By: Dan Hueber –
The crude oil market is off to somewhat of an inauspicious start here in 2017. It is not that prices have actually done anything that could be regarded as negative but neither have we been able to extend the gains witnessed into the end of last year. The highest close of the year thus far occurred during the very first week of January, which in fact was the highest weekly close posted since June of 2015. Since that date, the market has basically been adrift, searching for a new current to provide direction once again. It is not that OPEC in not trying help and according to their own data, they have already reduced output by 1.5 million barrels per day of the 1.8 million that was agreed to be cut back but realistically, that is little more than a verification of old news, not something fresh. The problem then is that investment money had already flowed into the markets in anticipation. Hedge fund and institutional investors are now holding the largest long position in the various crude markets since 2014, which begs the question as to where the next investment dollars will come from unless the market can uncover a new bullish slice of information to cling on to. Looking this market from a purely technical standpoint, we are as overbought as we were last summer at the highs and potentially ripe for a correction lower. By no means would I expect that to turn into any kind of rout to the downside but defensive action there would be a drag on the overall commodity indexes and could tend to keep investment money on the sidelines for several months yet.

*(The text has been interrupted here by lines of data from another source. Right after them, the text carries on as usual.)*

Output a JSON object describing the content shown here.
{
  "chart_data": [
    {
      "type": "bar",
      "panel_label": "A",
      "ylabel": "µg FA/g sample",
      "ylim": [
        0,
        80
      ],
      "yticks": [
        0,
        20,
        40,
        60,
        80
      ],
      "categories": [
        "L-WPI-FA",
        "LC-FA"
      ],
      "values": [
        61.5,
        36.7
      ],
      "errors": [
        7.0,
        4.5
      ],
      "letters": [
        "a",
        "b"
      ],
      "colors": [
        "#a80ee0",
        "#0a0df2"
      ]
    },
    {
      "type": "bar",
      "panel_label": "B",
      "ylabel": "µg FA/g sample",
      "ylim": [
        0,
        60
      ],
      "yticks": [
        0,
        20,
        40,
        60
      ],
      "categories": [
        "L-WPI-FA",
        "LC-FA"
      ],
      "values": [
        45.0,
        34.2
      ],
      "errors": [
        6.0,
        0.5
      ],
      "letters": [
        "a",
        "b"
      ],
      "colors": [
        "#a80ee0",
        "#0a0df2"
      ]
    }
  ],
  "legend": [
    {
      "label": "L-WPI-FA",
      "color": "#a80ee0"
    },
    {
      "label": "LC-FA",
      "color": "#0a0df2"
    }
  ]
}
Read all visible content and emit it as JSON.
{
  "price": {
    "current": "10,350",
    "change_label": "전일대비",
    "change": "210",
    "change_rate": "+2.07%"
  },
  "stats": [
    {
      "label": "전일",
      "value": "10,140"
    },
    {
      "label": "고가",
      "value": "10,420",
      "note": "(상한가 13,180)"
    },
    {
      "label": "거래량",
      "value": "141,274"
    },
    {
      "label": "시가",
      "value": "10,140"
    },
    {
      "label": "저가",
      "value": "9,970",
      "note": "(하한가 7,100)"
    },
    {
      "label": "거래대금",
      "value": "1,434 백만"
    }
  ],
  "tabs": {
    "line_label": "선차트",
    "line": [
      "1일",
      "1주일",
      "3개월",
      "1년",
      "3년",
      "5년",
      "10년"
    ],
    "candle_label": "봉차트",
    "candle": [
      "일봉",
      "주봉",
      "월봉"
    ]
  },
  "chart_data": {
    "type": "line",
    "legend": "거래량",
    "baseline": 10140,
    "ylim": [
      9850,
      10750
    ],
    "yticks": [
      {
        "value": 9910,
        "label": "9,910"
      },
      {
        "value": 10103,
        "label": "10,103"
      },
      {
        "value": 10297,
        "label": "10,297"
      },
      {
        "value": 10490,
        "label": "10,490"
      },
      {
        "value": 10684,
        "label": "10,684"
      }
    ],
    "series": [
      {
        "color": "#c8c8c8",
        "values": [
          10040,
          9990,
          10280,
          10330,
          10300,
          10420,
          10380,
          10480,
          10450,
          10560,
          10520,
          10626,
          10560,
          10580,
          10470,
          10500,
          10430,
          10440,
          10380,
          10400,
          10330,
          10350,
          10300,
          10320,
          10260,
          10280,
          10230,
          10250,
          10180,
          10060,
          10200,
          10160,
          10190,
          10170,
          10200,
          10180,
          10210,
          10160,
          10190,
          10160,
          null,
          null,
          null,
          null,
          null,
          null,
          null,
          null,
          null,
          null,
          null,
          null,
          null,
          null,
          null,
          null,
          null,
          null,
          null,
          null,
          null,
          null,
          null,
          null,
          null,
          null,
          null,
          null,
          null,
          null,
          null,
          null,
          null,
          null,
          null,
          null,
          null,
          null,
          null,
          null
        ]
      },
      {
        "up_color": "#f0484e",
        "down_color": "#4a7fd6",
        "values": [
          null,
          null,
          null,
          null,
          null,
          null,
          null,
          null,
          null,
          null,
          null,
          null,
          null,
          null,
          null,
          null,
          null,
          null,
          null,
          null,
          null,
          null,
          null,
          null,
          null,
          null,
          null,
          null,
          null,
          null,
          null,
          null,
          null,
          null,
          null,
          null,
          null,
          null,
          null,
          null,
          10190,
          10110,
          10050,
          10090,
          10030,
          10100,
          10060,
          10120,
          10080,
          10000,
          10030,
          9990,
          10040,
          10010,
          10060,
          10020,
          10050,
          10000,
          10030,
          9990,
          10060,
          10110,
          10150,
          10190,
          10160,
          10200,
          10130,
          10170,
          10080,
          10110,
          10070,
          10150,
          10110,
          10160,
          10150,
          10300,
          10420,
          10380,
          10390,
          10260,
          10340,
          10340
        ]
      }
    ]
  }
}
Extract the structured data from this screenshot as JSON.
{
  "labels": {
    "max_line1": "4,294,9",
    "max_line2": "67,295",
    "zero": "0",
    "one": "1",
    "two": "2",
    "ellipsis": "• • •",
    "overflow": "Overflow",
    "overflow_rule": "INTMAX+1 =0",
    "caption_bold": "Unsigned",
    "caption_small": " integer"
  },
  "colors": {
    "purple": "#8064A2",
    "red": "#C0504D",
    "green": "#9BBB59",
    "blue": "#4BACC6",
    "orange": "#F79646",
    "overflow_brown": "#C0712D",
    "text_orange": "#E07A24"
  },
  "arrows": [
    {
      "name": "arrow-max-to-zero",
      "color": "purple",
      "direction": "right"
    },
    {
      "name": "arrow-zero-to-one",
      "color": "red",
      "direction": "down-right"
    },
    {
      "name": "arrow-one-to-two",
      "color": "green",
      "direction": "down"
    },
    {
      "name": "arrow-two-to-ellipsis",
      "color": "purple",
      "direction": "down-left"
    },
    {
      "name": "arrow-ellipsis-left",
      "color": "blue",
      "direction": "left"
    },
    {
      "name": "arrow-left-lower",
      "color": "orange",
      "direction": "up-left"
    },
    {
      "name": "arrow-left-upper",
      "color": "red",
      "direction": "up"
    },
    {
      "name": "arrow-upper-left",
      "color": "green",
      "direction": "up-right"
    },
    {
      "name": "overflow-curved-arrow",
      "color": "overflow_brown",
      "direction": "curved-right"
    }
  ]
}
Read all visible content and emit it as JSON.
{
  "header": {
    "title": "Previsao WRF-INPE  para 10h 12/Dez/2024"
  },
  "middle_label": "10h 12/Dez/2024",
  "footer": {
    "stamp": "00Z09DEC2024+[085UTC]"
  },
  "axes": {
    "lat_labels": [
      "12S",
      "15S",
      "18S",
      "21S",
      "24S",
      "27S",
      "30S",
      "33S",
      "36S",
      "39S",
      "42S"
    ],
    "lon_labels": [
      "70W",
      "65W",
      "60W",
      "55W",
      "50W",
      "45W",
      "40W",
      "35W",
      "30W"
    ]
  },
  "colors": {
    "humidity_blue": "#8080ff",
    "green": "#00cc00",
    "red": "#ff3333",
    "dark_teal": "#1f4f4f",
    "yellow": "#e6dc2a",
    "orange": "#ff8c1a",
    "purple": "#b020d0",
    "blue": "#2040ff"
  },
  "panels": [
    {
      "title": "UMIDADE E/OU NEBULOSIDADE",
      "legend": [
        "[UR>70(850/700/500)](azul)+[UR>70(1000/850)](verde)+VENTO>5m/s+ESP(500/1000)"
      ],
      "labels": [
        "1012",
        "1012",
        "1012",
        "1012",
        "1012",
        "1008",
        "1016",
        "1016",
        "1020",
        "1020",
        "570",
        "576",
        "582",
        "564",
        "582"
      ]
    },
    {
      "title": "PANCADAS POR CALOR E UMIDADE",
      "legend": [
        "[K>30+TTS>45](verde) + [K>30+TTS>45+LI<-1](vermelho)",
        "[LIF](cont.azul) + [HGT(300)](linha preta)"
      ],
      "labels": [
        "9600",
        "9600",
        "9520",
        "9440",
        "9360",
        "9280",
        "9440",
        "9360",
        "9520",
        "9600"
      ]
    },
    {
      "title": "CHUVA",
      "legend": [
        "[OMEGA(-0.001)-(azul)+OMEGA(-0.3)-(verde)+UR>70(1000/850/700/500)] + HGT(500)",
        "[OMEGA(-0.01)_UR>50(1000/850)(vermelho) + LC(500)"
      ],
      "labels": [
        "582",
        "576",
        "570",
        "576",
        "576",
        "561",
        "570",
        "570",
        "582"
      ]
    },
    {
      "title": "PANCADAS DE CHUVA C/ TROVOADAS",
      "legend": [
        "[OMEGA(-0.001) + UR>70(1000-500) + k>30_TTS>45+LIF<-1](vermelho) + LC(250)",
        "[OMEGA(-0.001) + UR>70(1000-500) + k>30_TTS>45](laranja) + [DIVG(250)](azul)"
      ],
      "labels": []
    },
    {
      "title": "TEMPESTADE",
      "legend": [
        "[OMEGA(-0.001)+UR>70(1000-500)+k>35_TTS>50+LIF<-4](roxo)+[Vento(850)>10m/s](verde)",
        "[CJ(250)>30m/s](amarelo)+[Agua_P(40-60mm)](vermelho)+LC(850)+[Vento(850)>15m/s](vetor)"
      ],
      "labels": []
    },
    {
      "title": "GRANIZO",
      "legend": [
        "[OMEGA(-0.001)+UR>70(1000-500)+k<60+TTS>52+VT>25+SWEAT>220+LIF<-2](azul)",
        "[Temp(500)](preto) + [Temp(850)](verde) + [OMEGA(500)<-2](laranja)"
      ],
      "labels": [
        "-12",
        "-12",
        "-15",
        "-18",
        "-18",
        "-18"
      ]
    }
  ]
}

Informa released an updated acreage projection yesterday, projecting a 3.7% cut in corn taking it to 90.5 million and 6.2% increase in beans ending up with a projected total planted of 88.6 million and a 6.7% bump higher in cotton as well to 10.5 million. If correct, in raw acreage figures this would be a 3.5 million acre cut in corn, a 5.2 million acres increase in beans and a 430 million boost in cotton. The biggest loser (no reference to the TV show) is wheat, which the USDA baseline projections that were released last month have already taken down to 48.5 million acres. This would be down just a couple million from last year but has been in steady decline since the 2008/09 crop year when we planted 63.2 million acres. The official USDA acreage number will not be released until the end of March but the annual Agriculture Outlook Forum will be held on the 23rd/24th of February at which the statistically derived baseline numbers are announced. Anymore this figure seems to carry as much market weight as the later estimates.
As I commented yesterday morning, the action in the corn market at that time was looking just a bit ominous and indeed, we posted an outside lower reversal in not only corn but nearby wheat as well. While the follow-through this morning is not severe, that action would appear to have confirmed that we have a reaction high in place and potentially sets us up for a downward corrective swing in the month of February.